As we worked with journalist Sharon Riley on our 2023 outlook, we asked our Editorial Advisory Committee to share the questions and concerns they are holding as they begin 2023. Some of these issues have been touched on in Sharon’s piece; some raise new questions and tensions that we look forward to exploring in more depth as we work with our writers, advisors, and partners throughout the year.
We look forward to our continued writing and collaboration with the non-profit and charitable sector – anticipating and animating the conversations the sector needs to have and the questions we need to be asking.
And if you as a reader have an additional question or thought to add, please get in touch at email@example.com.
The pandemic – what we learned, the impact
- “We’re thinking a lot about the cumulative impacts of the pandemic on employee stamina now that we’re at the three-year mark.”
- “What have been the greatest successes in the sector since the beginning of the pandemic? What were the critical success factors?”
- “In the wake of the pandemic, many not-for-profits continue to struggle. Where could they find some relief in order to rebuild in some cases? (Raises questions about government programs, municipal tax relief, etc.)”
Equity and inclusion
- “Can we continue to lead with equity without digging in to dismantle and reconstruct the economic structure that assumes scarcity and haves and have-nots?”
- “The big issues of our time continue to be top-of-mind: the climate crisis and the reckoning with entrenched inequality, injustice, and discrimination.”

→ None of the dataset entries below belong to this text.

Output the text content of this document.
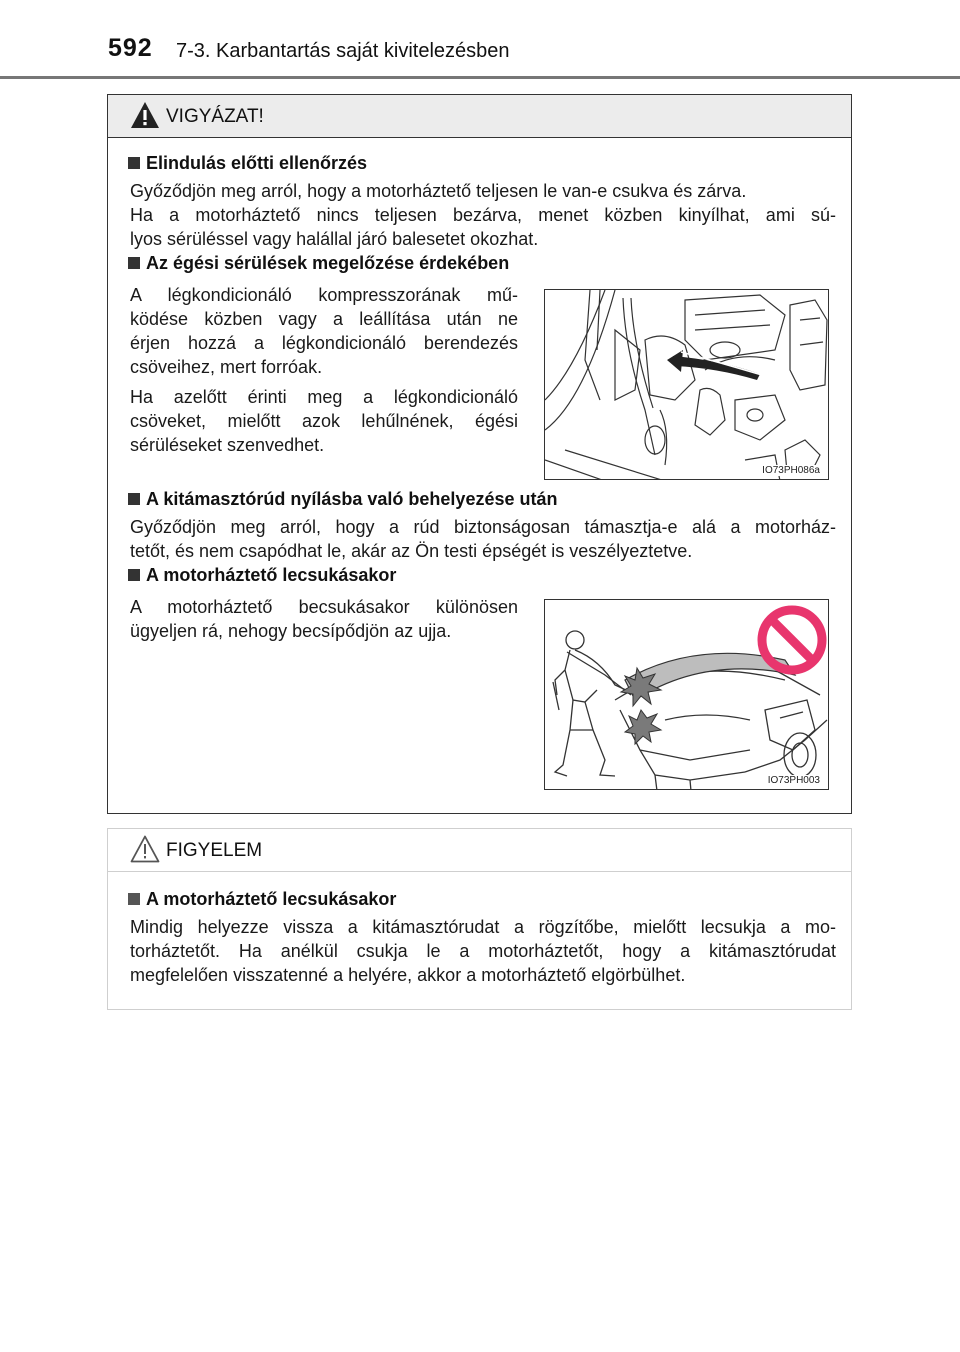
592 7-3. Karbantartás saját kivitelezésben
VIGYÁZAT!
Elindulás előtti ellenőrzés
Győződjön meg arról, hogy a motorháztető teljesen le van-e csukva és zárva.
Ha a motorháztető nincs teljesen bezárva, menet közben kinyílhat, ami sú-
lyos sérüléssel vagy halállal járó balesetet okozhat.
Az égési sérülések megelőzése érdekében
A légkondicionáló kompresszorának mű-
ködése közben vagy a leállítása után ne
érjen hozzá a légkondicionáló berendezés
csöveihez, mert forróak.
Ha azelőtt érinti meg a légkondicionáló
csöveket, mielőtt azok lehűlnének, égési
sérüléseket szenvedhet.
IO73PH086a
A kitámasztórúd nyílásba való behelyezése után
Győződjön meg arról, hogy a rúd biztonságosan támasztja-e alá a motorház-
tetőt, és nem csapódhat le, akár az Ön testi épségét is veszélyeztetve.
A motorháztető lecsukásakor
A motorháztető becsukásakor különösen
ügyeljen rá, nehogy becsípődjön az ujja.
IO73PH003
FIGYELEM
A motorháztető lecsukásakor
Mindig helyezze vissza a kitámasztórudat a rögzítőbe, mielőtt lecsukja a mo-
torháztetőt. Ha anélkül csukja le a motorháztetőt, hogy a kitámasztórudat
megfelelően visszatenné a helyére, akkor a motorháztető elgörbülhet.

- “How will we nourish the value that feeds the philanthropic sector: love of humanity. This exists in the very young. How can we reach them and make spaces for them?”
- “We wonder about the challenges of addressing the cost of living without letting progress slip on climate. How does the philanthropic sector balance responding to the immediate acute crisis without failing to act on the much larger looming crisis?”
- “We’re trying to figure out how we pay people the wages they deserve, especially with the high cost of living. Most decision-makers in the non-profit sector want to offer higher wages, benefits, and investments in professional developments, but non-profits are chronically underfunded and overburdened. How can non-profits leverage their limited resources to improve working conditions?”
- “How about the recruitment and retention of talent in our sector in a difficult labour market and at a time when we are increasingly competing with government and businesses that are often much better positioned to offer generous compensation and benefits.”
- “The sector is facing ‘competition’ from crowd-funding projects that can reach the masses easily, and potentially remove would-be donors from the list. What is the effect of this sort of competition on the sector? Are there ways to compensate, and are there ways the sector can realistically use crowd-funding itself to help reach its goals?”
Endowed funds and the future
- “How might foundations with endowed assets get better at thinking in greater timescales – seven-generations thinking, cathedral thinking, the ‘long now,’ and so on?”
Data and the digital space
- “What, if anything, limits the usefulness of using US data and narratives about non-profits in the Canadian context?”
- “As more social impact organizations move to digital models of operating, how might we work to embed ourselves in tech development, a sector that is desperately in need of social innovation – i.e., beyond ethical operations and governance, greater accessibility and inclusivity, and more sustainable footprints. Put another way, how will we expand digital civil society and the digital commons in the face of corporate and proprietary control of most advanced tech development?”
The sector, the economy, and advocacy
- “How might the social impact sector insert itself into discussions about the future of the economy, bringing in alternative perspectives to shareholder capitalism and the growth paradigm?”
- “How can the sector prepare for possible changes in political leadership at the federal level in the next 18 months?”